Eminem

Publicado em Julho de 2010 na Time Out:


Eminem
Recovery
Aftermath/Universal
****

Não negando a mestria da empreitada, as reacções críticas a Recovery têm-se fixado numa sensação de cansaço da auto-comiseração de Eminem, dos seus recorrentes lamentos de incompreensão. É de desconfiar se estes ouvintes passaram, mentalmente, das três primeiras faixas mas sim, o egocentrismo corre com frequência ao longo deste disco, e se calhar a metafórica saída de casa era capaz de não fazer mal algum a Eminem. Mas também não faltam os momentos de humor escurinho e de violência esticada até à caricatura. Já as tiradas ad hominem do passado partilham desta vez o protagonismo com exortações positivas a gente morta (Proof) e viva (Kanye West merece duas menções – e há momentos em que Recovery acrescenta peças ao vitral de desolação de 808s & Heartbreak).

Eminem lamenta o quão sozinho se sente neste mundo, e as fotos da dupla capa sublinham o efeito: Eminem caminhando sozinho pela estrada, de costas para o ouvinte; Eminem fechado numa gaiola de vidro, o interior uma sala de estar com televisão e livros sobre a mesa.

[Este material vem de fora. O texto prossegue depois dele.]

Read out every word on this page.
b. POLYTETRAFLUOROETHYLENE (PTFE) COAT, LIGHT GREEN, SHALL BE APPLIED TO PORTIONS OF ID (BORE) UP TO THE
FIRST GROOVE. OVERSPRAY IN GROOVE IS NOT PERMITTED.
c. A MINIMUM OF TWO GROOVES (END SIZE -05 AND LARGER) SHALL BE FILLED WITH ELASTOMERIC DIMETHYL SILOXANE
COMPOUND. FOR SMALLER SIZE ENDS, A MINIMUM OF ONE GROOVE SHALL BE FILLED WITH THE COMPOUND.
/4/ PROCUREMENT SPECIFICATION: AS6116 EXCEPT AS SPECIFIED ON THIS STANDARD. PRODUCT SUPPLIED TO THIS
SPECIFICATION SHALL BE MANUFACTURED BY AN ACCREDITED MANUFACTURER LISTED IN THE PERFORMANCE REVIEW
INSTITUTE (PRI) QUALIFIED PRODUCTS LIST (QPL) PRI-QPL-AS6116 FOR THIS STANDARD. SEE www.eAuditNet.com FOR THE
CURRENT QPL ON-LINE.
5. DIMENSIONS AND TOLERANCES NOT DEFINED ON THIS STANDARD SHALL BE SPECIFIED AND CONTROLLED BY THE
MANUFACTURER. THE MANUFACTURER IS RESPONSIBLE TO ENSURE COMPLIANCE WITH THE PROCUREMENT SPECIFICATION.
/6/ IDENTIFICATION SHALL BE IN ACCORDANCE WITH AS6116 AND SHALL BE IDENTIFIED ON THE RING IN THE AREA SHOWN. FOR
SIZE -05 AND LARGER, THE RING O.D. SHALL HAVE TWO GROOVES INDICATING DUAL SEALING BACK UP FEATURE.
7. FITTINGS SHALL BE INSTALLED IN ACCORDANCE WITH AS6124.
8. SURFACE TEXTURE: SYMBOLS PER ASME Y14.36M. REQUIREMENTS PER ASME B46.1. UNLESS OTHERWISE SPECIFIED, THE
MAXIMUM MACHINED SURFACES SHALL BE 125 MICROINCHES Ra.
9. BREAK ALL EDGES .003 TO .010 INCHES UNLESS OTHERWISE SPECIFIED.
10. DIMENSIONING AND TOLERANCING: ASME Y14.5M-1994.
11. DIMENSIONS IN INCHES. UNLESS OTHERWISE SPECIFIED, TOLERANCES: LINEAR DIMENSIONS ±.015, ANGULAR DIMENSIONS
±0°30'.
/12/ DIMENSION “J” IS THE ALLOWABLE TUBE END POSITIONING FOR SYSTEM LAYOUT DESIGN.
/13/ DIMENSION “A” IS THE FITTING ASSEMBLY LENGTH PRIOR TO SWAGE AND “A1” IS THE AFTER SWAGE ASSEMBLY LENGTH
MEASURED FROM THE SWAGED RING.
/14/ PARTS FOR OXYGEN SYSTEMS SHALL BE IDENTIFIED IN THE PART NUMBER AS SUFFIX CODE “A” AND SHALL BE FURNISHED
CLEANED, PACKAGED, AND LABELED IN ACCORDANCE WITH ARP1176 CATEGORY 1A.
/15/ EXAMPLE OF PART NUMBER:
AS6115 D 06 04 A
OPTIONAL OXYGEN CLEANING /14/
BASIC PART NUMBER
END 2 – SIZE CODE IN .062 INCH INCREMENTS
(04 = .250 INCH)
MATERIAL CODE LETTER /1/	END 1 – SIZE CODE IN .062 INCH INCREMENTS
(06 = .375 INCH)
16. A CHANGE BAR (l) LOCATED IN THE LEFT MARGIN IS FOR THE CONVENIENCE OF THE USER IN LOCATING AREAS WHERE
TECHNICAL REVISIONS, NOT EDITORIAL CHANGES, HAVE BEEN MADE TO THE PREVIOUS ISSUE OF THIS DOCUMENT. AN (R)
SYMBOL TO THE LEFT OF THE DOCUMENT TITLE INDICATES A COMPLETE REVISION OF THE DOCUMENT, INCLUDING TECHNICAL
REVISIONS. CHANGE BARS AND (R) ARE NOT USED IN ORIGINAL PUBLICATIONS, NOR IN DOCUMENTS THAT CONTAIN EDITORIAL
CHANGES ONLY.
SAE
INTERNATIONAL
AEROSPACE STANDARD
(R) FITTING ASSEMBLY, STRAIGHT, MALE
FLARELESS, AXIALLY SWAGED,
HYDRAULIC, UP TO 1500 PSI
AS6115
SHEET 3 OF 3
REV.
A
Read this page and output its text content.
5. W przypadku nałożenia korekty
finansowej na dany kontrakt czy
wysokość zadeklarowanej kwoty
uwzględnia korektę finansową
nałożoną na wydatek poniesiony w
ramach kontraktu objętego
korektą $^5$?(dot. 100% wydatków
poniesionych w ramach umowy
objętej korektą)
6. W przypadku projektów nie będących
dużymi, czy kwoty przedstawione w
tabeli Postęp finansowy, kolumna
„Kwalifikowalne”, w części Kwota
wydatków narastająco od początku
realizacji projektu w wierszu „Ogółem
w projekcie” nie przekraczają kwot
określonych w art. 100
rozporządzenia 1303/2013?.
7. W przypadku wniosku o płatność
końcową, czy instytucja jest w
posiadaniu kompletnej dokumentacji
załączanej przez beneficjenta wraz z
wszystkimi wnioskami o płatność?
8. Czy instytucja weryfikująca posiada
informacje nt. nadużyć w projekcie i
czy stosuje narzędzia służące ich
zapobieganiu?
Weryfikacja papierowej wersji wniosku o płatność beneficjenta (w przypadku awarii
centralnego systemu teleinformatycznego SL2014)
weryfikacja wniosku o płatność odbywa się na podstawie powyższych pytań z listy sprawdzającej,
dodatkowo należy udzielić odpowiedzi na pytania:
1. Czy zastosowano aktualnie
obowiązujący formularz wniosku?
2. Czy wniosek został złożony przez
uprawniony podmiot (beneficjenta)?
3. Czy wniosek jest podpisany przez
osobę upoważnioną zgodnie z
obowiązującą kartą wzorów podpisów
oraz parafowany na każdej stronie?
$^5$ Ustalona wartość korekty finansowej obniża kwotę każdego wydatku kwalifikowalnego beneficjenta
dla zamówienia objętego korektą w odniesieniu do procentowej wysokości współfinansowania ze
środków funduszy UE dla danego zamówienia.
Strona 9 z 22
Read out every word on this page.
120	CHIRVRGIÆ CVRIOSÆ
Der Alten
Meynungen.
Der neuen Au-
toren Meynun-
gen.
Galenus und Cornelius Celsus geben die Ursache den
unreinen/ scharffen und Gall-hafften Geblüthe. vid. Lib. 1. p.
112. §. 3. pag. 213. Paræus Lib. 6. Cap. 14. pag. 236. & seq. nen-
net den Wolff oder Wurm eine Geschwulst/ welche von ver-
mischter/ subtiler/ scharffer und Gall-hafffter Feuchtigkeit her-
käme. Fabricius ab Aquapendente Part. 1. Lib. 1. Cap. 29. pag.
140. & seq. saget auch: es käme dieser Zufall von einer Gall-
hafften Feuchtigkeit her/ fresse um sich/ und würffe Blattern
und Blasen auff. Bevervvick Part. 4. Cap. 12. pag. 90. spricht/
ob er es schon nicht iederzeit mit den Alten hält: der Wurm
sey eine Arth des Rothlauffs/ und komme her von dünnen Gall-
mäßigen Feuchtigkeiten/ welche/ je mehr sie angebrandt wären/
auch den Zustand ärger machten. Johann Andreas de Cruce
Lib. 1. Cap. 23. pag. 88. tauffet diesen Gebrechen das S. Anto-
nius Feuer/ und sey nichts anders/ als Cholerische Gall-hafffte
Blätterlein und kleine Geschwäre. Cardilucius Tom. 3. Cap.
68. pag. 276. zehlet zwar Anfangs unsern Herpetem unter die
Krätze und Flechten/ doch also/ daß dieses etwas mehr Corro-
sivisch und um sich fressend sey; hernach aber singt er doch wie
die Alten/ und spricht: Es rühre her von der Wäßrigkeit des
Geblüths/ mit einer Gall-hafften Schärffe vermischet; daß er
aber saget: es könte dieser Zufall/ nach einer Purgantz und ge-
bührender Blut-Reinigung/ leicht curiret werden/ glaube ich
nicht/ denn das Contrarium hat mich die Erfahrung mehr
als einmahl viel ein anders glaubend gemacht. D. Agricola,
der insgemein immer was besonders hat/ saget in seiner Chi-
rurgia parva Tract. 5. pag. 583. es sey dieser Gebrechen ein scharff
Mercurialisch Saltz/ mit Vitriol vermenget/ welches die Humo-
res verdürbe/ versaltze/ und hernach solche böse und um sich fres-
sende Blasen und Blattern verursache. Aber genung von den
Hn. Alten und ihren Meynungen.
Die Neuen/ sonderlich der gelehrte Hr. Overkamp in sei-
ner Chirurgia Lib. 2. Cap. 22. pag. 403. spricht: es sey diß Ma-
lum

Dito isto, Recovery também contém várias histórias de redenção em tudo semelhantes ao que se ouve (e celebra) em muitos outros nomes do r&b e do hip-hop.

Recovery é outro disco muito inspirado de Eminem. São quase 80 minutos de canções fortes, a supervisão de Dr. Dre não permitindo a entrada de gorduras ou indulgências sónicas. Um disco variado mas sempre com nuvens carregadas lá na linha do horizonte. DJ Khalil destaca-se entre os vários produtores de campo, e os poucos convidados têm entradas em cena irrepreensíveis: Rihanna, Lil Wayne e, sobretudo, Pink em “Won’t Back Down”. O uso de samples óbvios de temas clássicos prova aqui que está longe de ser uma linguagem esgotada – é ouvir como “Changes” dos Black Sabbath fornece o tronco para “Going Through Changes”, ou como o ambiente lírico receoso de “What Is Love” de Haddaway passa na íntegra para “No Love”. Além disso, Eminem continua a ser uma das vozes mais enérgicas, virtuosas e impressionantes que o hip-hop já recebeu, mesmo que ainda projecte uma persona com a qual é difícil simpatizar. Sendo mais do mesmo, o “mesmo” de Recovery apresenta-se especialmente depurado, pulsante e, por estranho que pareça, várias vezes positivo.